② Under the instant operation and management entrustment agreement, the management rights of the instant golf course, such as the operation and management of the instant golf course, are entirely managed by the Plaintiff, while the Plaintiff may not participate in the instant operation and management agreement unless it was grossly negligent.

③ According to the instant operation and management consignment agreement, the Plaintiff may enter the instant golf course with the cooperation of mingical development, only when it is not allowed to enter the instant golf course at will and only when there is a special purpose for inspection of the state of preservation and witness of new lessees.

④ Under the instant operation and management entrustment agreement, there is no provision that the Plaintiff may specifically direct and supervise the operation and management of the instant golf course, or impose sanctions against luminous development if the Plaintiff fails to comply with the Plaintiff’s direction and supervision.

⑤ With respect to various proposals and approvals on personnel management reports and financial execution, etc. conducted for the operation and management of the instant golf course, the representative director of the luminous Development only has the final decision-making authority, but does not have any structure that can be involved in the Plaintiff’s approval, etc., and in fact, there is no trace of the Plaintiff’s participation therein.

C. Examining the relevant evidence on the premise of the aforementioned legal doctrine in light of the record, the lower court’s fact-finding and determination is justifiable. In so doing, contrary to what is alleged in the grounds of appeal, there were no errors by misapprehending the legal doctrine on “establishment of a branch or a branch office” or failing to exhaust all necessary deliberations, which is a requirement for heavy taxation of acquisition tax.
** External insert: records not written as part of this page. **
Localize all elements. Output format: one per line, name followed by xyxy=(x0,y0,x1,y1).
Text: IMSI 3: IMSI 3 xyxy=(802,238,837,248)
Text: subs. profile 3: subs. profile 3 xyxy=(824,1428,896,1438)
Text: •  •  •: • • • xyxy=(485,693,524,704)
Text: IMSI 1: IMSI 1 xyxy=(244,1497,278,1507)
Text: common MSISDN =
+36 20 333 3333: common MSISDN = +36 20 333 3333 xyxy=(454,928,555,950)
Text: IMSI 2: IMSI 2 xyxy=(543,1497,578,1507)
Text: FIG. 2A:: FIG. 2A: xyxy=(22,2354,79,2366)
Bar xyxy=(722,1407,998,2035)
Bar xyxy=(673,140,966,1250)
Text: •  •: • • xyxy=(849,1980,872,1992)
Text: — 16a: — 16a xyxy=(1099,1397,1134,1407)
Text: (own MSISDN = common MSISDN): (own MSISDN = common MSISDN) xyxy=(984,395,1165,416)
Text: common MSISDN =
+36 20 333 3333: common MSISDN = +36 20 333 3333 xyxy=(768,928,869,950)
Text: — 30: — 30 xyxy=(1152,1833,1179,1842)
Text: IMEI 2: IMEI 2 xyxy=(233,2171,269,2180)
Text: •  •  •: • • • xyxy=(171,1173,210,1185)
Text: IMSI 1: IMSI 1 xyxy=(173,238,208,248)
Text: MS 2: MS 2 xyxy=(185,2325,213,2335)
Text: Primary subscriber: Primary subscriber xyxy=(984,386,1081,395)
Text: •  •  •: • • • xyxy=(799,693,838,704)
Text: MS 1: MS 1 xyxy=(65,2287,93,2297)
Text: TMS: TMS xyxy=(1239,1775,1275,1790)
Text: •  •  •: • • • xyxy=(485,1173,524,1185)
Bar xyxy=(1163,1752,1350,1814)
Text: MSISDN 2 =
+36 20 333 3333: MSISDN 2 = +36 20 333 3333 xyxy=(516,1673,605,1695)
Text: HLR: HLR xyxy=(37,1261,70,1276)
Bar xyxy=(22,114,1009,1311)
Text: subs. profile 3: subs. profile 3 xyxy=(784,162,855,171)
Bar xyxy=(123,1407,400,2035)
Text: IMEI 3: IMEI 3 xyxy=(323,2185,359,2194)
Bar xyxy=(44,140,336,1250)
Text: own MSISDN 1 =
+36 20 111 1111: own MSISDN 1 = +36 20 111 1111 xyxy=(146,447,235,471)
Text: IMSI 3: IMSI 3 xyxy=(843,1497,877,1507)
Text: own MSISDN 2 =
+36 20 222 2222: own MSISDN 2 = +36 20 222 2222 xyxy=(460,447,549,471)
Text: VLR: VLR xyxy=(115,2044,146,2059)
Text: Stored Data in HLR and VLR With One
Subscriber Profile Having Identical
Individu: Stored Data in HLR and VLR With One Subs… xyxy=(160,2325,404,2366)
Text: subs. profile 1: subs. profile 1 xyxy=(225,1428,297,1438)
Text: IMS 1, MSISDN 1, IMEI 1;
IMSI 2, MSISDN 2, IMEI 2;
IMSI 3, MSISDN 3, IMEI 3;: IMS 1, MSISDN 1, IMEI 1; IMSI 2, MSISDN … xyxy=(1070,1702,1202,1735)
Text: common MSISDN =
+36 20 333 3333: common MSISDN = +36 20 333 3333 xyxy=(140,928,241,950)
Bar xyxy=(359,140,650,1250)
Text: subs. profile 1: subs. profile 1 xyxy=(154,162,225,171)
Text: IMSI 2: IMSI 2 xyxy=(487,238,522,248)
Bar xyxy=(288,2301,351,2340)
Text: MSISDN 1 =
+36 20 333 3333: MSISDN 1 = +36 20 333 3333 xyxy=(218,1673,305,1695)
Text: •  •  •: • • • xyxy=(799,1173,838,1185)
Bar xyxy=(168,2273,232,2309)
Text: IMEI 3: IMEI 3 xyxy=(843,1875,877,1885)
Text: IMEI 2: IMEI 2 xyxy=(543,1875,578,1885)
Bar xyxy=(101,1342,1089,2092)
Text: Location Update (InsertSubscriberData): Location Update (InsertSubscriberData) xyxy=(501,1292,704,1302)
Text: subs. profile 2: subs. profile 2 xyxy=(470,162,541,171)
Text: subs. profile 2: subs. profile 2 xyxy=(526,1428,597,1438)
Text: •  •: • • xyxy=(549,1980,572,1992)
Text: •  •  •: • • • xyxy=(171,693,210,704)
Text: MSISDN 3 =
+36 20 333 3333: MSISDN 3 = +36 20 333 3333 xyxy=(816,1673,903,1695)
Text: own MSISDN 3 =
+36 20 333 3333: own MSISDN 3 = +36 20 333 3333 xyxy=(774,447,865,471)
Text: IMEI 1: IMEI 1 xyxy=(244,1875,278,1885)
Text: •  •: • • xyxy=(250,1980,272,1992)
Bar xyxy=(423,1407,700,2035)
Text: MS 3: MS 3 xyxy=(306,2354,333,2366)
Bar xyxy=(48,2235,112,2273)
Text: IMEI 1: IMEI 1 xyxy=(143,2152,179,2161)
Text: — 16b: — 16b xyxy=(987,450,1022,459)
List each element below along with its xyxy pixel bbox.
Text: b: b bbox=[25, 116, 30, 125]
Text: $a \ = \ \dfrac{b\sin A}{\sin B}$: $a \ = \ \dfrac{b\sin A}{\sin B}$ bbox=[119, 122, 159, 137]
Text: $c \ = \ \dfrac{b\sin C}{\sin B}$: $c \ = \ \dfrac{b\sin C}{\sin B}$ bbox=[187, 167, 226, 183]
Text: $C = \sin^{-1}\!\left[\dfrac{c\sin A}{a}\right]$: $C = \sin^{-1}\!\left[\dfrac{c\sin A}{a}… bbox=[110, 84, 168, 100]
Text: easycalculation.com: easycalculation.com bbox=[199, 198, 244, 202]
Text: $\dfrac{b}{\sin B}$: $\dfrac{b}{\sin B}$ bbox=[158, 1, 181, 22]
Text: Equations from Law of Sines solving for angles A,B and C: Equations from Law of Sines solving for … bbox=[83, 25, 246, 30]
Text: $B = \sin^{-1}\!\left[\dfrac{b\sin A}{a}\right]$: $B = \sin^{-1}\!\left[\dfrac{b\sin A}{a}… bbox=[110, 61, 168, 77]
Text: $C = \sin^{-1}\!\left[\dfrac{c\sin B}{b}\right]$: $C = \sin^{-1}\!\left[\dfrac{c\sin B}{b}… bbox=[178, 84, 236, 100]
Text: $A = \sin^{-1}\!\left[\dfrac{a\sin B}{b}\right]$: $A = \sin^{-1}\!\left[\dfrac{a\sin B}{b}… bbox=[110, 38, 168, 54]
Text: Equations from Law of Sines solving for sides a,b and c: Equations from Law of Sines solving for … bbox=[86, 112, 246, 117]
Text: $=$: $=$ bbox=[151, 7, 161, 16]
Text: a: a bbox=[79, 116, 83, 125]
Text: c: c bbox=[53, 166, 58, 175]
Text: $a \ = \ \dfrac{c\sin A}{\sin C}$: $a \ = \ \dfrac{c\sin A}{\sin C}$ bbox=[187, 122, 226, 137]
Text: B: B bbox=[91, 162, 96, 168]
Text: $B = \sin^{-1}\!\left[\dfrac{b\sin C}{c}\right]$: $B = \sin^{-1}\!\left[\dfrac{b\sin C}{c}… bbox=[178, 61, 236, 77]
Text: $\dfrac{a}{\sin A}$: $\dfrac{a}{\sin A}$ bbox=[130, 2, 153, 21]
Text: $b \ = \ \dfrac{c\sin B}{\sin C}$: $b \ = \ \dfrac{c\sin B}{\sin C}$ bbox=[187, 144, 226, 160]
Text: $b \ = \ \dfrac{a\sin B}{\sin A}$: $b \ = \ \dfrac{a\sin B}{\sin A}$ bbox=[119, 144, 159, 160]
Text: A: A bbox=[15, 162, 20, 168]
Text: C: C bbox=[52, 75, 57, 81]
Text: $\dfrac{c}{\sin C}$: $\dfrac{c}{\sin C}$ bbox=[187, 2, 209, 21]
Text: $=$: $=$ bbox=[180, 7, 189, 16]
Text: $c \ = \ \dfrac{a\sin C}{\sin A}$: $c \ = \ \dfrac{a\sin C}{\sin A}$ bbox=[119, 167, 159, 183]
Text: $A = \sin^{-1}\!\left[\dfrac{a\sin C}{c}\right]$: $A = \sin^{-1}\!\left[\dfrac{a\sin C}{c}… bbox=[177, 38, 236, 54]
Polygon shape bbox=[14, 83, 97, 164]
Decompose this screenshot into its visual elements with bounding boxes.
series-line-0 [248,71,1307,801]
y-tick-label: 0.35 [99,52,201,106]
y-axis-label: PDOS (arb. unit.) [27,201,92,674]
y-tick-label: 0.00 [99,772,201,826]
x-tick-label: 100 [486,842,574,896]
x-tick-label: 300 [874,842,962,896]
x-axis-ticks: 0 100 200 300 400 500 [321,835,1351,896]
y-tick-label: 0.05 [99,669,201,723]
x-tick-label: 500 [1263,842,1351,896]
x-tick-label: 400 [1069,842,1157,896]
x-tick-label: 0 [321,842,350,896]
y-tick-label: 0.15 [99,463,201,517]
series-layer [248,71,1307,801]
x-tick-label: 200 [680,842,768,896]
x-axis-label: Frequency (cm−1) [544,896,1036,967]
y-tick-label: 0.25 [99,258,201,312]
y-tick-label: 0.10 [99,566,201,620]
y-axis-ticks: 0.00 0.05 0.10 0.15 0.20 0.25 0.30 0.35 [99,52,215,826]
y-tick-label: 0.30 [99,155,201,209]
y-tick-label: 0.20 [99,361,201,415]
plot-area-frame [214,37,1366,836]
2. Regarding ground of appeal No. 2

In addition to the above judgment, the court below determined that ① in the process of comprehensively succeeding to the assets used by the Plaintiff for the instant golf course from minito, rather than establishing a new office, the Plaintiff acquired the instant golf course site and building in its name, and subsequently, it cannot be subject to heavy acquisition tax under Article 13(2)1 of the former Local Tax Act, etc., and ② the remainder except for the portion used as an office among the instant golf course site and building cannot be deemed as “real estate to be used directly for a corporate branch office” under the former part of Article 27(3) of the former Enforcement Decree of the Local Tax Act.

As long as the lower court’s determination on the ground of appeal No. 1 was justifiable, this part of the lower court’s additional determination cannot affect the conclusion of the judgment, and thus, the ground of appeal on this point cannot be accepted without further review.

3. Conclusion

Therefore, the appeal is dismissed, and the costs of appeal are assessed against the losing party. It is so decided as per Disposition by the assent of all participating Justices on the bench.